Isotope tracking has long been used to monitor the uptake and metabolism of radionuclide-labelled metals in animal studies [106]. However, advancement of relevant analytical tools, particularly the introduction of multi-collector ICP-MS, has enabled smaller changes to be quantified in stable isotope compositions at ever decreasing concentration [107]. Such techniques can now be used to monitor intrinsic changes in stable isotope composition of various biometals, altered by differences in the reaction efficiency of their isotopes, through various metabolic processes. Thus, isotope fractionation can be used to track metabolism of essential metals such as iron, copper, zinc, and calcium and has thus been investigated as a potential biomarker for disease [108]; e.g. changes in the isotopic compositions of zinc and copper have been reported in Alzheimer’s brains, attributed to disrupted chemical bonding environment caused by hallmark amyloid plaque and tau fibril formation [109].

Single or multi-metal isotope fractionation has been exploited in the environmental sciences to identify isotopic signatures of different pollution sources [98, 110–112]. For example, stable iron isotopic composition was used to identify the source of magnetic PM in Beijing sandstorms as a mix of natural and anthropogenic emissions [110]. Negative isotope signatures characteristic of smelting and combustion gas emissions were used to indicate a primary source of atmospheric air pollution in Barcelona as being the metallurgical industry [111]. However, while widely applied to contamination tracing in air samples, soils, sediment, and application to source apportionment in biological samples is relatively scarce [113].

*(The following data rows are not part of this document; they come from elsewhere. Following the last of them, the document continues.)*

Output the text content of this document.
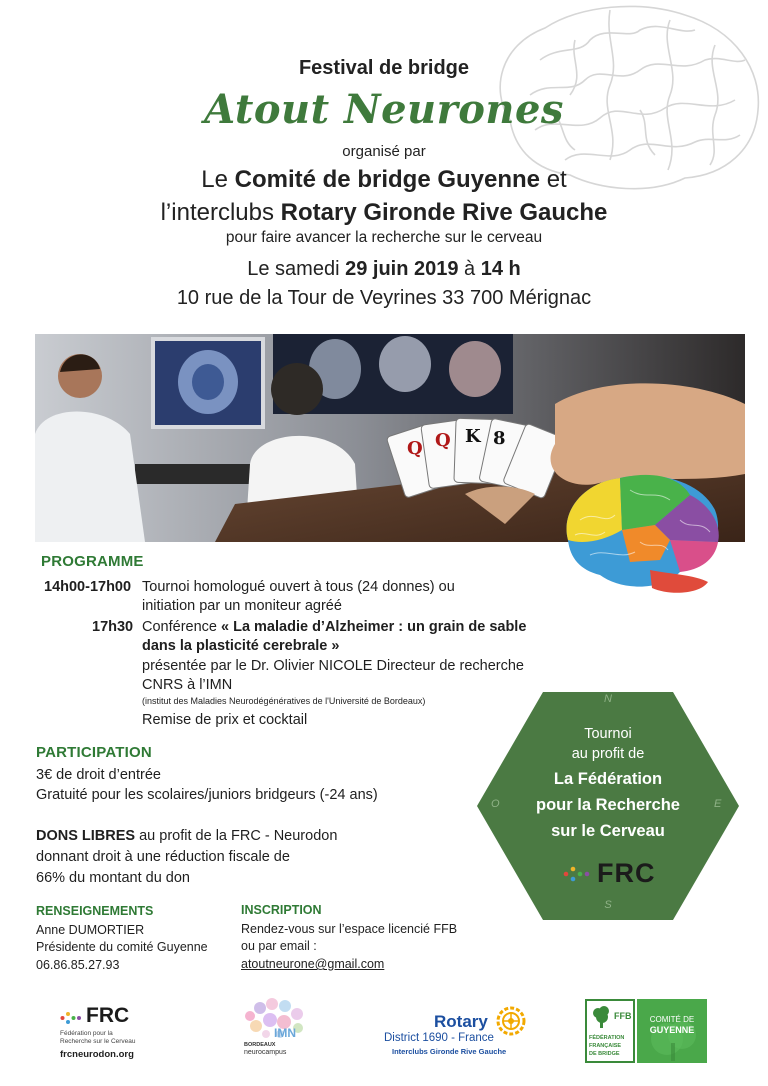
Festival de bridge
Atout Neurones
organisé par
Le Comité de bridge Guyenne et
l’interclubs Rotary Gironde Rive Gauche
pour faire avancer la recherche sur le cerveau
Le samedi 29 juin 2019 à 14 h
10 rue de la Tour de Veyrines 33 700 Mérignac
Q Q K 8
PROGRAMME
14h00-17h00 Tournoi homologué ouvert à tous (24 donnes) ou
initiation par un moniteur agréé
17h30 Conférence « La maladie d’Alzheimer : un grain de sable
dans la plasticité cerebrale »
présentée par le Dr. Olivier NICOLE Directeur de recherche
CNRS à l’IMN
(institut des Maladies Neurodégénératives de l'Université de Bordeaux)
Remise de prix et cocktail
PARTICIPATION
3€ de droit d’entrée
Gratuité pour les scolaires/juniors bridgeurs (-24 ans)
DONS LIBRES au profit de la FRC - Neurodon
donnant droit à une réduction fiscale de
66% du montant du don
RENSEIGNEMENTS
Anne DUMORTIER
Présidente du comité Guyenne
06.86.85.27.93
INSCRIPTION
Rendez-vous sur l’espace licencié FFB
ou par email :
atoutneurone@gmail.com
N
S
O	E
Tournoi
au profit de
La Fédération
pour la Recherche
sur le Cerveau
FRC
FRC
Fédération pour la
Recherche sur le Cerveau
frcneurodon.org
IMN
BORDEAUX
neurocampus
Rotary
District 1690 - France
Interclubs Gironde Rive Gauche
FFB
FÉDÉRATION
FRANÇAISE
DE BRIDGE
COMITÉ DE
GUYENNE
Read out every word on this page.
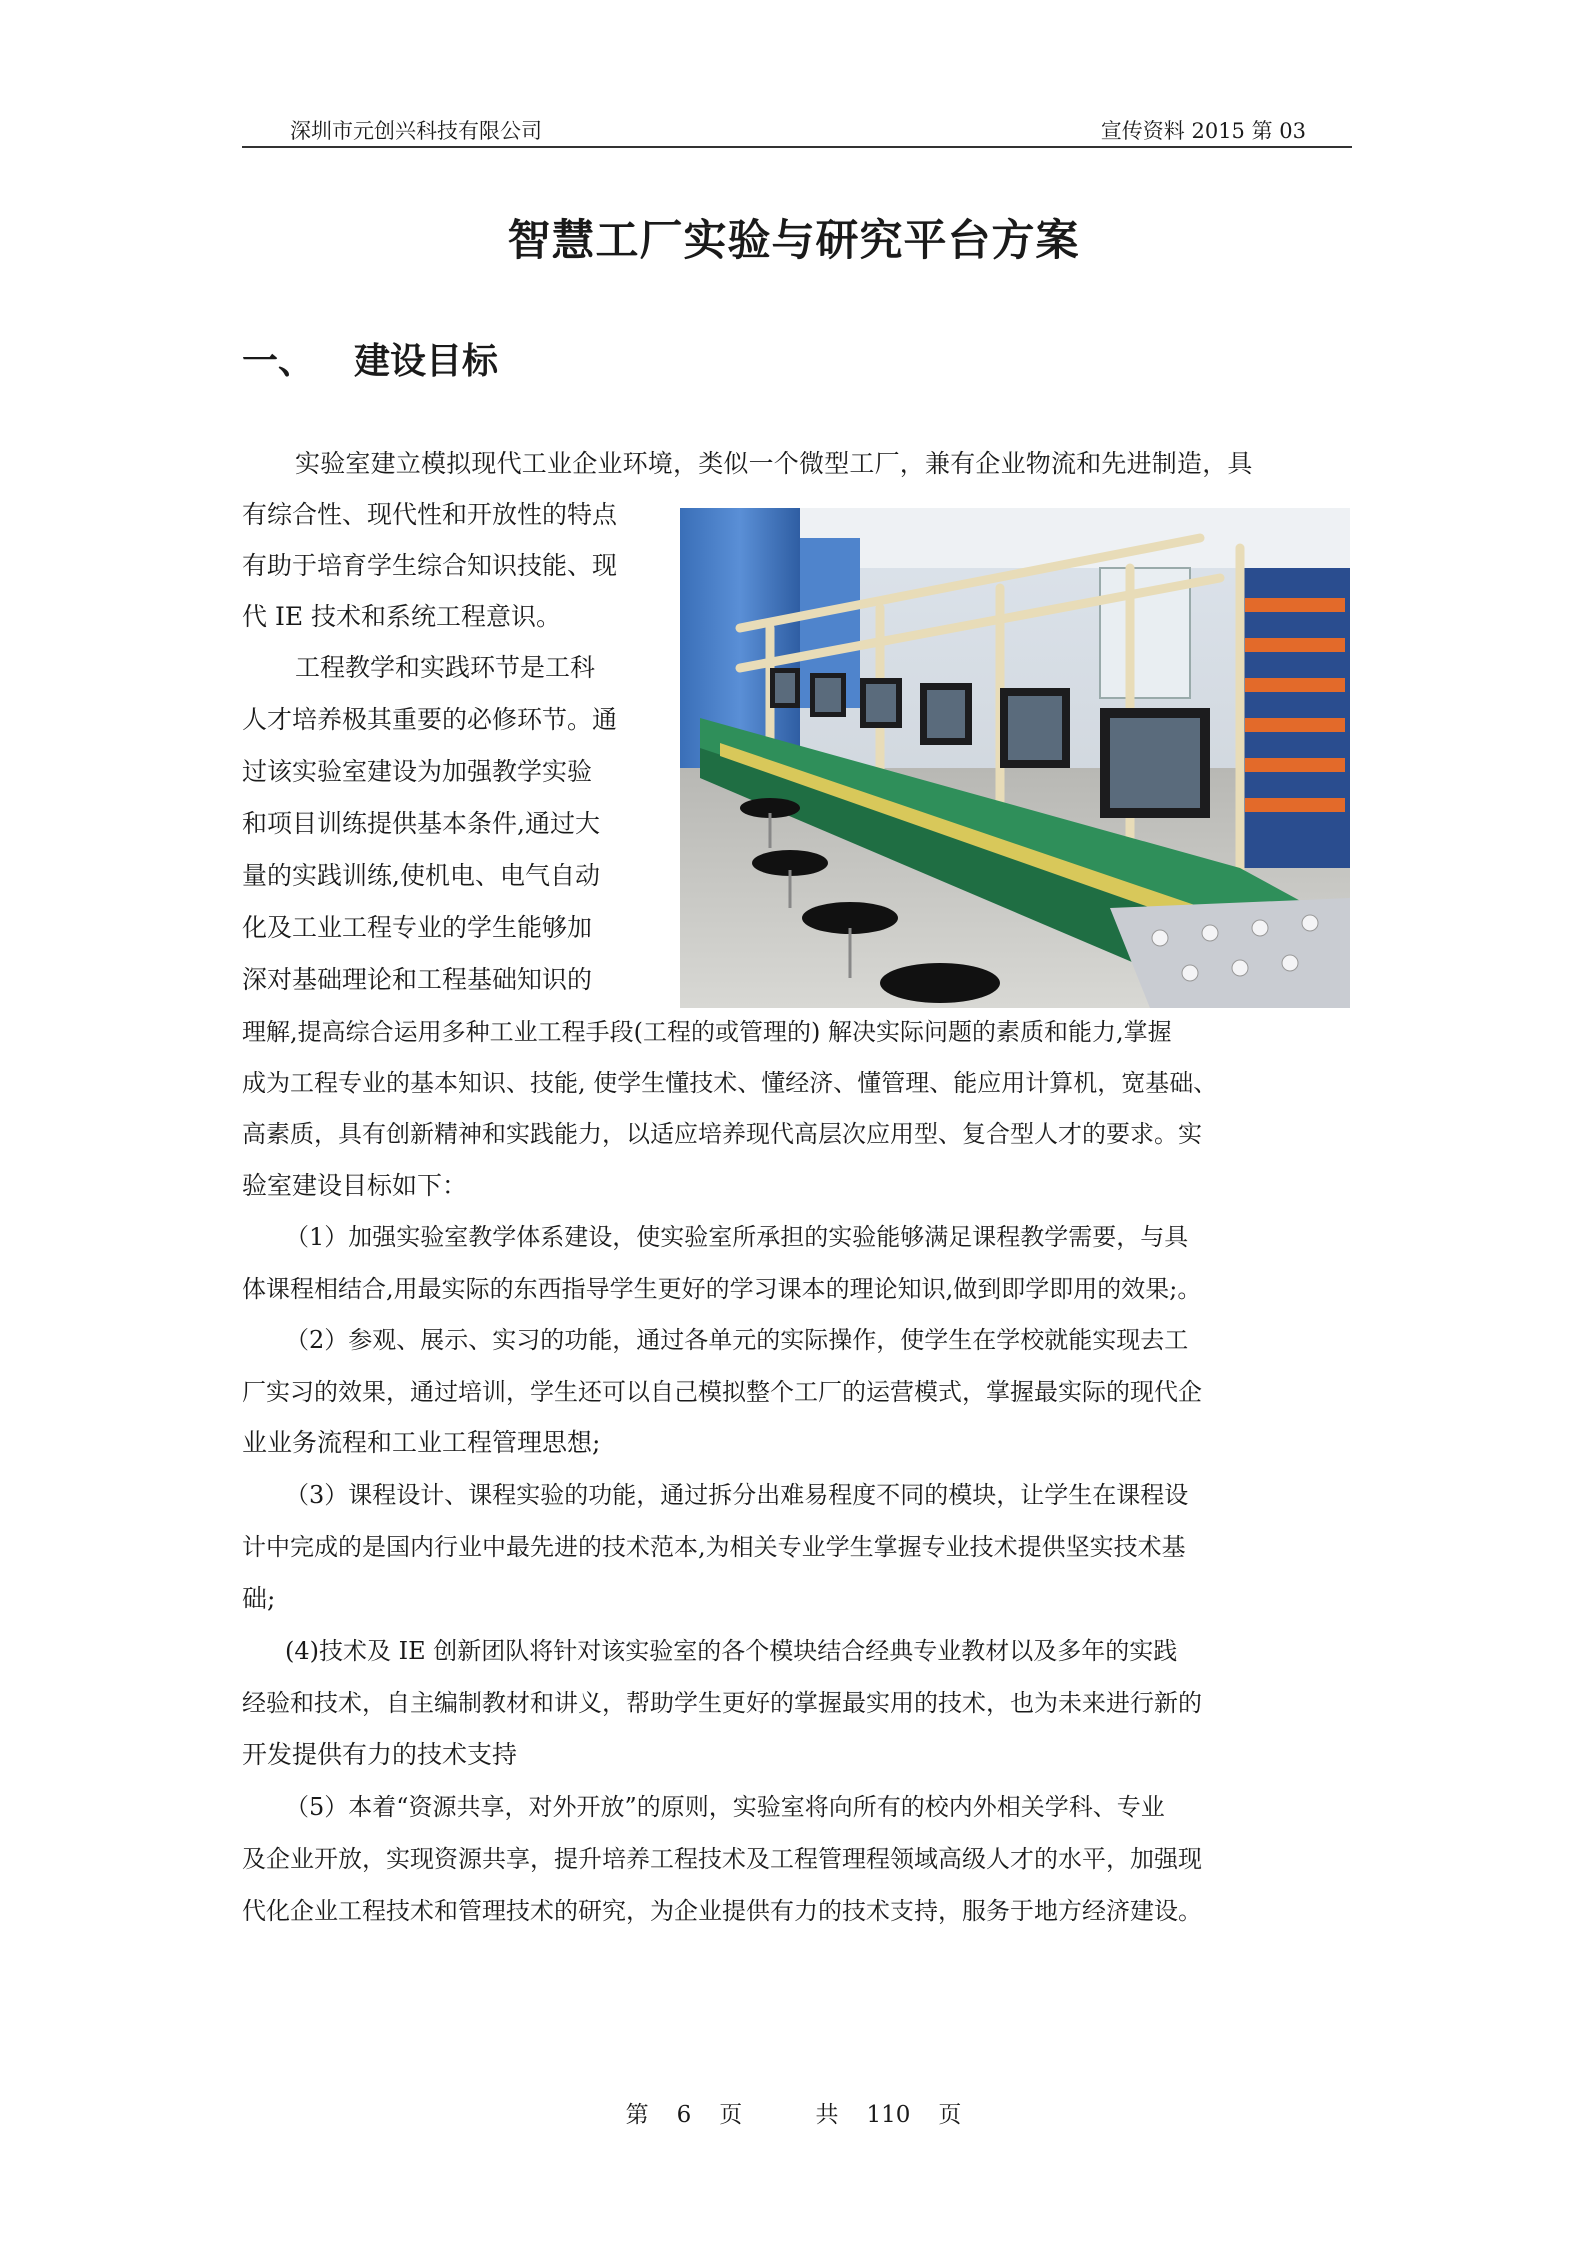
深圳市元创兴科技有限公司	宣传资料 2015 第 03
智慧工厂实验与研究平台方案
一、 建设目标
实验室建立模拟现代工业企业环境，类似一个微型工厂，兼有企业物流和先进制造，具
有综合性、现代性和开放性的特点
有助于培育学生综合知识技能、现
代 IE 技术和系统工程意识。
工程教学和实践环节是工科
人才培养极其重要的必修环节。通
过该实验室建设为加强教学实验
和项目训练提供基本条件,通过大
量的实践训练,使机电、电气自动
化及工业工程专业的学生能够加
深对基础理论和工程基础知识的
理解,提高综合运用多种工业工程手段(工程的或管理的) 解决实际问题的素质和能力,掌握
成为工程专业的基本知识、技能, 使学生懂技术、懂经济、懂管理、能应用计算机，宽基础、
高素质，具有创新精神和实践能力，以适应培养现代高层次应用型、复合型人才的要求。实
验室建设目标如下：
（1）加强实验室教学体系建设，使实验室所承担的实验能够满足课程教学需要，与具
体课程相结合,用最实际的东西指导学生更好的学习课本的理论知识,做到即学即用的效果;。
（2）参观、展示、实习的功能，通过各单元的实际操作，使学生在学校就能实现去工
厂实习的效果，通过培训，学生还可以自己模拟整个工厂的运营模式，掌握最实际的现代企
业业务流程和工业工程管理思想;
（3）课程设计、课程实验的功能，通过拆分出难易程度不同的模块，让学生在课程设
计中完成的是国内行业中最先进的技术范本,为相关专业学生掌握专业技术提供坚实技术基
础;
(4)技术及 IE 创新团队将针对该实验室的各个模块结合经典专业教材以及多年的实践
经验和技术，自主编制教材和讲义，帮助学生更好的掌握最实用的技术，也为未来进行新的
开发提供有力的技术支持
（5）本着“资源共享，对外开放”的原则，实验室将向所有的校内外相关学科、专业
及企业开放，实现资源共享，提升培养工程技术及工程管理程领域高级人才的水平，加强现
代化企业工程技术和管理技术的研究，为企业提供有力的技术支持，服务于地方经济建设。
第 6 页	共 110 页
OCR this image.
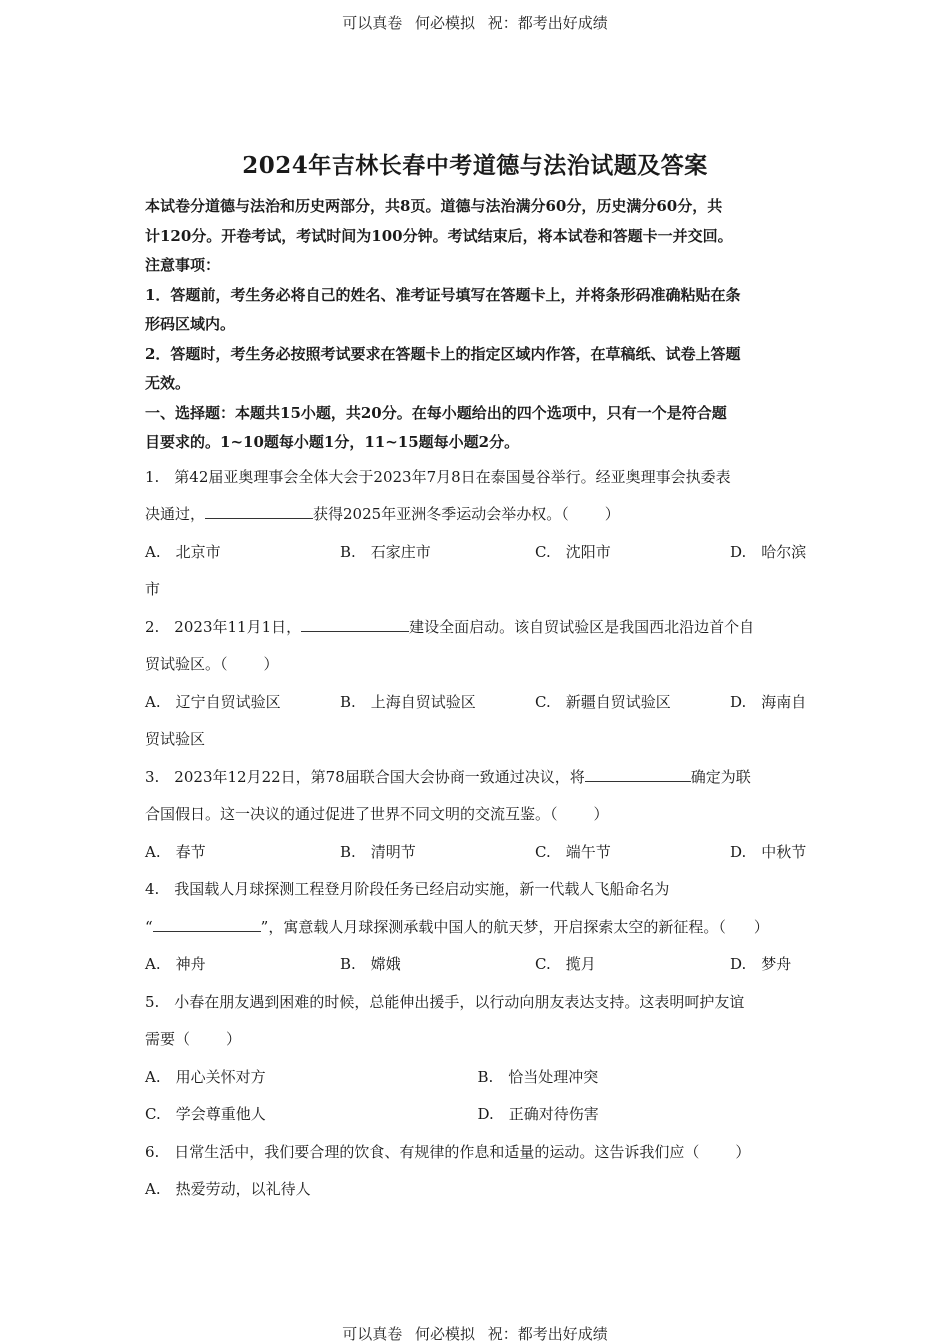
可以真卷 何必模拟 祝：都考出好成绩
2024年吉林长春中考道德与法治试题及答案

本试卷分道德与法治和历史两部分，共8页。道德与法治满分60分，历史满分60分，共

计120分。开卷考试，考试时间为100分钟。考试结束后，将本试卷和答题卡一并交回。

注意事项：

1．答题前，考生务必将自己的姓名、准考证号填写在答题卡上，并将条形码准确粘贴在条

形码区域内。

2．答题时，考生务必按照考试要求在答题卡上的指定区域内作答，在草稿纸、试卷上答题

无效。

一、选择题：本题共15小题，共20分。在每小题给出的四个选项中，只有一个是符合题

目要求的。1~10题每小题1分，11~15题每小题2分。

1.　第42届亚奥理事会全体大会于2023年7月8日在泰国曼谷举行。经亚奥理事会执委表

决通过，	获得2025年亚洲冬季运动会举办权。（ ）

A.　北京市	B.　石家庄市	C.　沈阳市	D.　哈尔滨

市

2.　2023年11月1日，	建设全面启动。该自贸试验区是我国西北沿边首个自

贸试验区。（ ）

A.　辽宁自贸试验区	B.　上海自贸试验区	C.　新疆自贸试验区	D.　海南自

贸试验区

3.　2023年12月22日，第78届联合国大会协商一致通过决议，将	确定为联

合国假日。这一决议的通过促进了世界不同文明的交流互鉴。（ ）

A.　春节	B.　清明节	C.　端午节	D.　中秋节

4.　我国载人月球探测工程登月阶段任务已经启动实施，新一代载人飞船命名为

“	”，寓意载人月球探测承载中国人的航天梦，开启探索太空的新征程。（ ）

A.　神舟	B.　嫦娥	C.　揽月	D.　梦舟

5.　小春在朋友遇到困难的时候，总能伸出援手，以行动向朋友表达支持。这表明呵护友谊

需要（ ）

A.　用心关怀对方	B.　恰当处理冲突
C.　学会尊重他人	D.　正确对待伤害

6.　日常生活中，我们要合理的饮食、有规律的作息和适量的运动。这告诉我们应（ ）

A.　热爱劳动，以礼待人

可以真卷 何必模拟 祝：都考出好成绩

Several research teams have attempted to identify an isotopic signature for exogenous metals in biofluids. Cikomola et al. measured the isotopic composition of iron in blood serum collected from a sub-Saharan African population exposed to high levels of atmospheric iron concentration. Lower mean ⁵⁶Fe concentrations (relative to European populations) were putatively attributed to enhanced uptake of iron from the surrounding environment [114]. Anthropogenic sources of copper, such as vehicle emissions, road dust, smelting-derived particulates, are generally enriched in ⁶⁵Cu relative to geological sources [115]. This has been postulated as a possible explanation for elevated ⁶⁵Cu in European and Japanese blood relative to that of the Yakut in the circumpolar Vilyuysk region of Russia [107, 116].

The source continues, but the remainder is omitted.